Jessica’s voice was quiet. “What happened to him?”
Olivia exhaled. “That’s where the trail goes cold.”
Jessica frowned. “There’s no record of his execution?”
Olivia shook her head. “None. He was detained by Vatican intelligence in 1923, questioned about his knowledge of Templar history, and then…”
She gestured at the empty space on the screen. “Nothing. No death record. No burial. He just… disappears.”
A dish shattered in the café’s kitchen, the sound sharp and sudden. Jessica didn’t flinch. The world kept breaking in small ways. Just never where it mattered.
Her mind worked through the implications. The same name, appearing again and again through history. Not just someone named after him. The same person. And the last trace of him was an interrogation. An interrogation by the same kind of people who had left her that note last night.
“This is not the first time we have met.”
Jessica exhaled. What if the note wasn’t about the Protectors? What if it was about him? Maybe he wasn’t just a warning. Maybe he was a version of her, trapped in a past she hadn’t lived yet.

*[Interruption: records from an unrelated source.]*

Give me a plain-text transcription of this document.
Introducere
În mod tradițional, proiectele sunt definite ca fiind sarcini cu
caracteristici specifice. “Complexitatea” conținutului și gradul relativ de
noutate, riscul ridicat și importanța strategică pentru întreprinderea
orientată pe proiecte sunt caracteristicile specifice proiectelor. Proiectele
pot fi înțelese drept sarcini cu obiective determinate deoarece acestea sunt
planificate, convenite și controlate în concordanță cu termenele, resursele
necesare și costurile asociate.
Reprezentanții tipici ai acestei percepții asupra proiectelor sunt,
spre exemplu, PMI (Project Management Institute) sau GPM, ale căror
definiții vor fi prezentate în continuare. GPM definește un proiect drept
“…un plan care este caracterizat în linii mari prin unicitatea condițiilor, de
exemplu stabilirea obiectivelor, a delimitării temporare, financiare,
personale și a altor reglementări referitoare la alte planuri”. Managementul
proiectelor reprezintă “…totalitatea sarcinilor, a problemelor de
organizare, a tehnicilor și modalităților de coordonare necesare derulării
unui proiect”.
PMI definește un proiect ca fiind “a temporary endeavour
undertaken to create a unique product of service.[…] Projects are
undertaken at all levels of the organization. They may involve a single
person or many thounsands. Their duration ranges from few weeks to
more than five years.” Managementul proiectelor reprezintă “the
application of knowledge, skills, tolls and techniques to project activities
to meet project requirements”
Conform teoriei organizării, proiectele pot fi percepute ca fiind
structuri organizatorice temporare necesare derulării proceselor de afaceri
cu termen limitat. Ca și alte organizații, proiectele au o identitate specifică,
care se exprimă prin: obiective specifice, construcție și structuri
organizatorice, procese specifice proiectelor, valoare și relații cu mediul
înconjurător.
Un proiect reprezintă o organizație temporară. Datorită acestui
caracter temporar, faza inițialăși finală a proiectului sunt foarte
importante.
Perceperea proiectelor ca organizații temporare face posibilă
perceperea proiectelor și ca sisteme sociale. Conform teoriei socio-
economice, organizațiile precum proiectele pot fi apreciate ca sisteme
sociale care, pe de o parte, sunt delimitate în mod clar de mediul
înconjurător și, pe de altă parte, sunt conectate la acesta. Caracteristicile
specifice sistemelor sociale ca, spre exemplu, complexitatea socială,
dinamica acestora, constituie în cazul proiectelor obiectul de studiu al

She tapped the screen. “We need to find out what happened after 1923.”
Leanna nodded. “Where do we start?”
Jessica looked at Olivia. “Vatican intelligence has a field office in Paris, right?”
Olivia hesitated, then nodded slowly.
Jessica smirked faintly. “Looks like we’re going to Paris.”
* * *
The café had started filling with people, the morning rush spilling into the streets. Jessica sat back, running a hand through her hair.
Leanna watched her carefully. “You okay?”
Jessica gave a small laugh, shaking her head. “No. But let’s keep going anyway.”
She reached for her jacket, slipping the note into her pocket. She wasn’t done yet. And neither was the past.